Ma soprattutto, trattandosi pur sempre di King, c’è da temere la crudeltà degli altri esseri umani: sono i prepotenti bulli capeggiati da Asso (Kiefer Sutherland) i veri antagonisti, e per fronteggiarli non sarà secondario, nel perenne Far West statunitense, l’apporto di una pistola. “Bulli”, a modo loro, lo sono però anche le figure che dovrebbero incarnare l’autorità, a partire dai genitori: il padre di Teddy è un reduce di guerra affetto da disturbi psichici e gli ha quasi carbonizzato un orecchio schiacciandolo contro una stufa, quello di Gordie è freddo e svalutante nei confronti del ragazzo (cui ha sempre preferito il figlio maggiore Denny, rimasto ucciso in un incidente, e interpretato da John Cusack), mentre il destino di Chris sembra segnato anzitempo dalla sua famiglia di “poco di buono” e dal relativo pregiudizio dei compaesani, specialmente gli insegnanti e dirigenti scolastici.

A sua volta il “racconto nel racconto” narrato da Gordie agli altri, con al centro l’obeso David “Sacco di Lardo” Hogan che durante una gara a chi mangia più torte si vendica delle umiliazioni subite dando il via a un’apocalittica orgia di vomito estesa all’intera comunità, sembra l’allegoria di un consesso sociale basato sull’emarginazione e vessazione di chi è considerato più fragile o diverso (“loser”, per dirla con un termine caro alla retorica USA). Gli stessi quattro amici hanno un codice di comunicazione tutto basato sugli insulti reciproci (accanendosi in particolare sulle rispettive madri), salvo riconfermarsi uniti quando c’è da fronteggiare un nemico esterno o da celebrare la condivisione di un’esperienza: «Io dico che stiamo proprio bene», afferma a un certo punto Vern nel momento rievocato a posteriori da Gordie come «perfetto».

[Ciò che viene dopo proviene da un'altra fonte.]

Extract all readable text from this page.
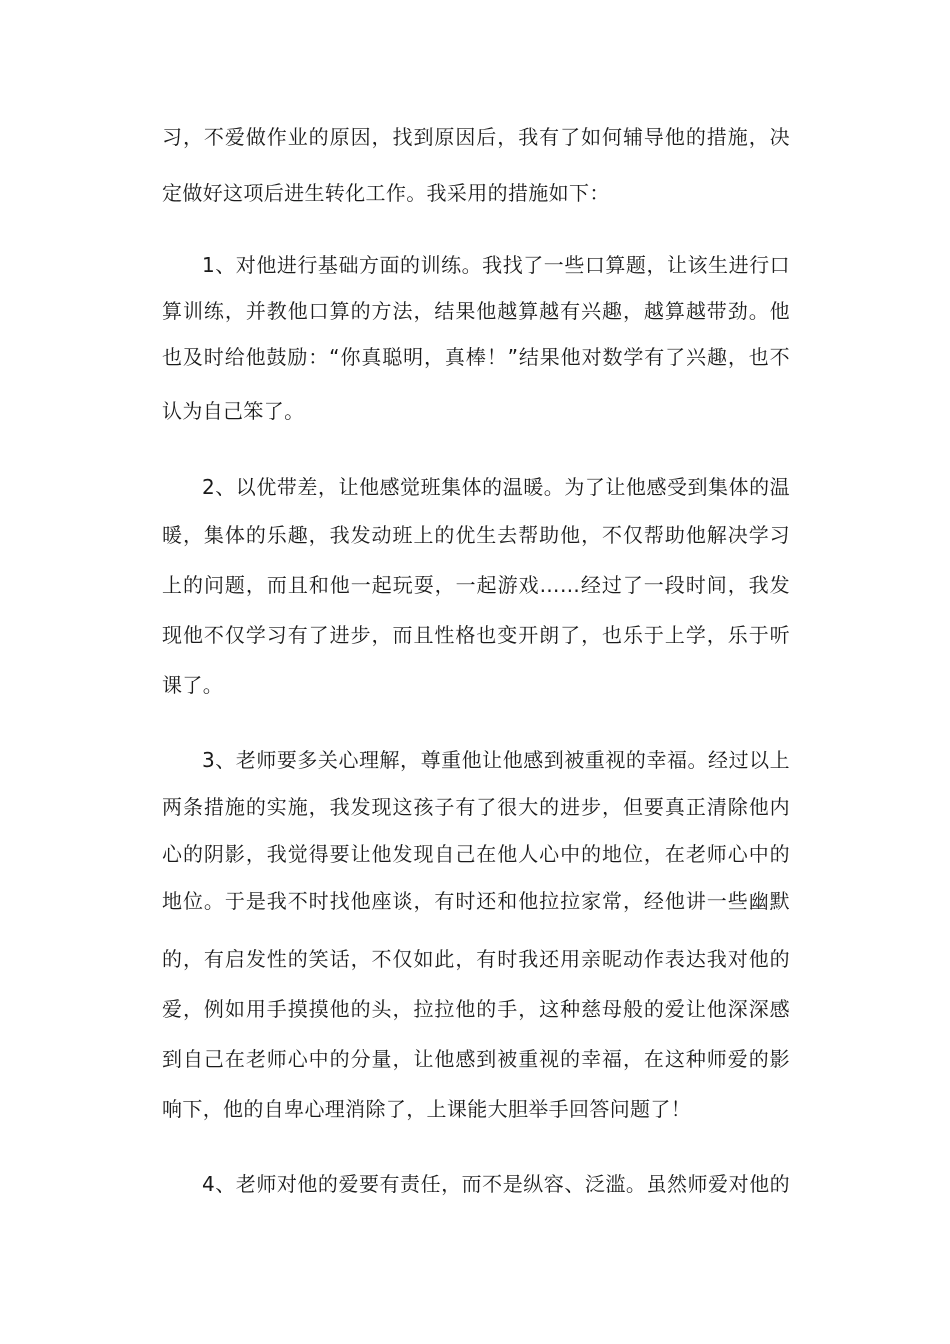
习，不爱做作业的原因，找到原因后，我有了如何辅导他的措施，决
定做好这项后进生转化工作。我采用的措施如下：
1、对他进行基础方面的训练。我找了一些口算题，让该生进行口
算训练，并教他口算的方法，结果他越算越有兴趣，越算越带劲。他
也及时给他鼓励：“你真聪明，真棒！”结果他对数学有了兴趣，也不
认为自己笨了。
2、以优带差，让他感觉班集体的温暖。为了让他感受到集体的温
暖，集体的乐趣，我发动班上的优生去帮助他，不仅帮助他解决学习
上的问题，而且和他一起玩耍，一起游戏……经过了一段时间，我发
现他不仅学习有了进步，而且性格也变开朗了，也乐于上学，乐于听
课了。
3、老师要多关心理解，尊重他让他感到被重视的幸福。经过以上
两条措施的实施，我发现这孩子有了很大的进步，但要真正清除他内
心的阴影，我觉得要让他发现自己在他人心中的地位，在老师心中的
地位。于是我不时找他座谈，有时还和他拉拉家常，经他讲一些幽默
的，有启发性的笑话，不仅如此，有时我还用亲昵动作表达我对他的
爱，例如用手摸摸他的头，拉拉他的手，这种慈母般的爱让他深深感
到自己在老师心中的分量，让他感到被重视的幸福，在这种师爱的影
响下，他的自卑心理消除了，上课能大胆举手回答问题了！
4、老师对他的爱要有责任，而不是纵容、泛滥。虽然师爱对他的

Perché naturalmente Stand by Me è anzitutto un film sulla nostalgia (da notare che il testo di partenza, nella raccolta di King, rappresenta l’autunno: l’estate è solo “ricordata”, appunto…), cogliendo al massimo grado un altro tratto costitutivo dell’America (anche) odierna: che (soprav)vive culturalmente nel e del ricordo di sé, rimpiangendo non più tanto gli anni ’50 ma gli anni ’80 (e ormai ’90), come sta a certificare emblematicamente il successo di Stranger Things, dove non a caso tutto parte dalle scorribande di quattro ragazzini.

Quelle del film di Reiner, a differenza della serie Netflix, non hanno nulla di apertamente fantascientifico o soprannaturale, benché le sfumature di realismo magico e fiabesco siano evidenti (dalla comparsa del daino all’ingresso nel bosco). Il “male” da cui imparare a difendersi, però, è lo stesso con cui facciamo i conti ogni giorno, e che ora, negli Stati Uniti e nel mondo, ha gettato definitivamente ogni maschera: i bulli sono al potere, e neanche si preoccupano più di farne mistero.


Emanuele Bucci

Libero scrittore, autore del romanzo "I Peccatori" (2015), divulgatore di cinema, letteratura e altra creatività.